The scorched earth of the financial world has yielded a rich harvest for film-makers at the Cannes film festival, where documentaries and dramas are tapping the emotion behind the crisis.

Among the non-fiction at the world's biggest film event, "Inside Job" by US documentary-maker Charles Ferguson hit critics hard on Saturday with a surgical analysis of who caused the financial crisis and how.

A cocktail of financial deregulation and near-psychotic behaviour was to blame for the meltdown, it suggests, cranking up the emotions with swift editing, stirring music and a voice-over by Hollywood star Matt Damon.

"I think this is the first comprehensive film about the crisis," Ferguson told AFP. "This was a bank robbery that was committed by the man who owns the bank. Before he robbed the bank he paid off the police."

Last year another US film-maker, Michael Moore, released "Capitalism: A Love Story", but critics in Cannes judged Ferguson's film a more weighty effort.

"Ironically, (this) anti-capitalist commodity could well become a money-maker," wrote the top film magazine Variety.

"Inside Job" points the finger at individuals including former Federal Reserve chairman Alan Greenspan, who like a number of other key players declined to be interviewed.

Ferguson fills their silence with other witnesses: government ministers, bankers, lobbyists, economists and a psychologist, plus a Manhattan madame who said she fixed call girls for top bosses at all the major investment banks.

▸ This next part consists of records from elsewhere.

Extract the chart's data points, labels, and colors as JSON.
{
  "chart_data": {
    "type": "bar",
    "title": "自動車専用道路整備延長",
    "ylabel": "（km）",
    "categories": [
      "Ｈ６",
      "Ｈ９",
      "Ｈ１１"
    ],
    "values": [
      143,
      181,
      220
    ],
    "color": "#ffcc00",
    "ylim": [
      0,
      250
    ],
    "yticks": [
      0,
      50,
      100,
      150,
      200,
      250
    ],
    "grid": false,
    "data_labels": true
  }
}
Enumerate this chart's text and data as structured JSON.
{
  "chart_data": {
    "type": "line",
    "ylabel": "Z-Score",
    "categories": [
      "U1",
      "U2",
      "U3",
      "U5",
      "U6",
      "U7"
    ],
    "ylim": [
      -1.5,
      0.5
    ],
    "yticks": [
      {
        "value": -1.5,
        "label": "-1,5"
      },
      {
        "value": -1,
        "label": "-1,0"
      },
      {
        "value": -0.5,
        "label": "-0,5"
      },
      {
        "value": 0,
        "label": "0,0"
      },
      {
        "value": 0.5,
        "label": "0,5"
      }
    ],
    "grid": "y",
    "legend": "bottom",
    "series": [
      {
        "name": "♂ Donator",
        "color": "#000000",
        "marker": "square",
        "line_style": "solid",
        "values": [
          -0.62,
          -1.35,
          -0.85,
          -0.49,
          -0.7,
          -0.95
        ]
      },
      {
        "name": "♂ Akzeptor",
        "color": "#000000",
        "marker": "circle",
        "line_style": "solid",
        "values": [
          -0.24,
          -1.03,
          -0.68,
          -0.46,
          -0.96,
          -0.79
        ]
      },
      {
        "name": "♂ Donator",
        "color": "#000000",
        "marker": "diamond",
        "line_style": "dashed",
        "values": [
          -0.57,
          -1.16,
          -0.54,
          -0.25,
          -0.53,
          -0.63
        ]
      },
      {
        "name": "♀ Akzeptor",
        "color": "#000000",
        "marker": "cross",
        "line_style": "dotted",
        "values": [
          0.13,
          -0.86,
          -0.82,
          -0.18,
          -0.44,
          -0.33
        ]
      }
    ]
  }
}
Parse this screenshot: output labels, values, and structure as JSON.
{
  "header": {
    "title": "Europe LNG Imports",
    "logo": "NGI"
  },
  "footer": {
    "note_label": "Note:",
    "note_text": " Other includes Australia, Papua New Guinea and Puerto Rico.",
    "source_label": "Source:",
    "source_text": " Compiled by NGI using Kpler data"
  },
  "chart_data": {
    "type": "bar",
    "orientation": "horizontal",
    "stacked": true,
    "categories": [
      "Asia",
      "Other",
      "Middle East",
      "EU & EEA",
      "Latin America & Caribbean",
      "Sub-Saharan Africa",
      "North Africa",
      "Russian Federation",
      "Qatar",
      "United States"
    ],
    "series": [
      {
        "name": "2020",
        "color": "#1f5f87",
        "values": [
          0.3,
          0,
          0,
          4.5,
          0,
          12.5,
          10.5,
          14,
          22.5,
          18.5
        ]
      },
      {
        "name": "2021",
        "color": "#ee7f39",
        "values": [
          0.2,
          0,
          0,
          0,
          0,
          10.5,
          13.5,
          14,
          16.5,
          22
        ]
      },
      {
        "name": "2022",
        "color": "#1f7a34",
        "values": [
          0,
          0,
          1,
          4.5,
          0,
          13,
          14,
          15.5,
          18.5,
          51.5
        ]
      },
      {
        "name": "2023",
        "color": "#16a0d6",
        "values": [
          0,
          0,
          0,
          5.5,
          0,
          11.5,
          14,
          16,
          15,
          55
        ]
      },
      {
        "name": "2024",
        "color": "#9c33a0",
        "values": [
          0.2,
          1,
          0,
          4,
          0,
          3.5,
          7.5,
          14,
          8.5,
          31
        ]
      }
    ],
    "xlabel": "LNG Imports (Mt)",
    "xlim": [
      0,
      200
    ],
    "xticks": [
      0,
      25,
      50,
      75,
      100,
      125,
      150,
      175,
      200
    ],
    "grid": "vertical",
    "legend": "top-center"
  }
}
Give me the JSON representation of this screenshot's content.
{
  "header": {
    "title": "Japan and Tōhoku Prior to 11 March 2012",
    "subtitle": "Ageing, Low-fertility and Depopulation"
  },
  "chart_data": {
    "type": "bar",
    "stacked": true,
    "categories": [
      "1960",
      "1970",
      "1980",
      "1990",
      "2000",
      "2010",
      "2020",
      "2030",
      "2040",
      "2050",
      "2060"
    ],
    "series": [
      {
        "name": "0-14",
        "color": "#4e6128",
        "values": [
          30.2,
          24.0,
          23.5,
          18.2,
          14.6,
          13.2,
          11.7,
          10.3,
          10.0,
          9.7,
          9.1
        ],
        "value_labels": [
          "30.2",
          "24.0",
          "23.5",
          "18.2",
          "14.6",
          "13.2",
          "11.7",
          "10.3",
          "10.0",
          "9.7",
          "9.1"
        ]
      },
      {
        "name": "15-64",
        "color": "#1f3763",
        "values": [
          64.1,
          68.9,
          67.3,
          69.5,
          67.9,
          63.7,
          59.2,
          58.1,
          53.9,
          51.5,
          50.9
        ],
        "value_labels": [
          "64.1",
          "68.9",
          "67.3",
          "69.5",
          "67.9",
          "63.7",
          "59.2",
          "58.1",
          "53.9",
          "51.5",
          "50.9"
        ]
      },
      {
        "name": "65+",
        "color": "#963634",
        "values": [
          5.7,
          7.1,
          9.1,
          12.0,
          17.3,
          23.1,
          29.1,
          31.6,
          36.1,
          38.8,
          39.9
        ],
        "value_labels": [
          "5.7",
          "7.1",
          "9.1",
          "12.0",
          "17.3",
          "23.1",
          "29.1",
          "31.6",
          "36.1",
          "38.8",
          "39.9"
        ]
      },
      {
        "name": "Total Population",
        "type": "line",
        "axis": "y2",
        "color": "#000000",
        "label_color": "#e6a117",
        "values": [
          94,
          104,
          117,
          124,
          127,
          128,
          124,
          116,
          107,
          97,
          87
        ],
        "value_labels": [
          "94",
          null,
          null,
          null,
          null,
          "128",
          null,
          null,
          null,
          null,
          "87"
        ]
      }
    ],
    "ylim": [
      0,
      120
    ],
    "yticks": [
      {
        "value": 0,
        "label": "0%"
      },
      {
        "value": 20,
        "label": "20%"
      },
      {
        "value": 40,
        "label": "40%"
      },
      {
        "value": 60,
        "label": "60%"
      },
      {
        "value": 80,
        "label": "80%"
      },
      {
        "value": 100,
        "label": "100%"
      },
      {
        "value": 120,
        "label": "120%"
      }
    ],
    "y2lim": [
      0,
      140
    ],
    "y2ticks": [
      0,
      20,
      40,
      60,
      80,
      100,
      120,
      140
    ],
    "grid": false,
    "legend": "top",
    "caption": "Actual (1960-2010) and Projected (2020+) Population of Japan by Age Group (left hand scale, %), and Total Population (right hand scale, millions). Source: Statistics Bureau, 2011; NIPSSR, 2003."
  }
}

In a smaller-scale documentary at Cannes meanwhile, "Cleveland Versus Wall Street", Swiss film-maker Jean-Stephane Bron staged a mock-trial pitting ruined homeowners against the banks and lenders they blame for misleading them.

"I think that this movie can do a lot to make people aware of what really caused this problem," said Josh Cohen, the lawyer for the homeowners in the film.

It can "make them understand that the foreclosure crisis wasn't just something that happened, there are people responsible."

One of those hit by the US subprime mortgage crisis that sparked the worldwide meltdown was Barbara Anderson, a Cleveland woman who appears in Bron's film and came to Cannes to promote it.

"I'm a long way from satisfied" by the US authorities' efforts to find who is to blame and help those affected, she said.

In the fictional world, Oliver Stone's muscular "Wall Street" sequel hit the festival last week, with the villain of his 1987 rogue trading drama Gordon Gekko using his predatory skills to try and do the right thing by his family.

One character, a bank chief played by US actor Frank Langella, was inspired by bosses from the ruined banks Lehman Brothers and Bear Stearns, Stone said. He said the film was a comment on the excesses of the financial system.

"In 1987 I thought it was going to correct itself, I really did. But it didn't," he said. "Shareholders and CEOs made money, working people did not. There's a tremendous injustice and inequality in that."

Ferguson saw his own film as a campaigning force that can provoke audiences into action. "I'm optimistic that pressure is building," he said. "People are starting to get angry."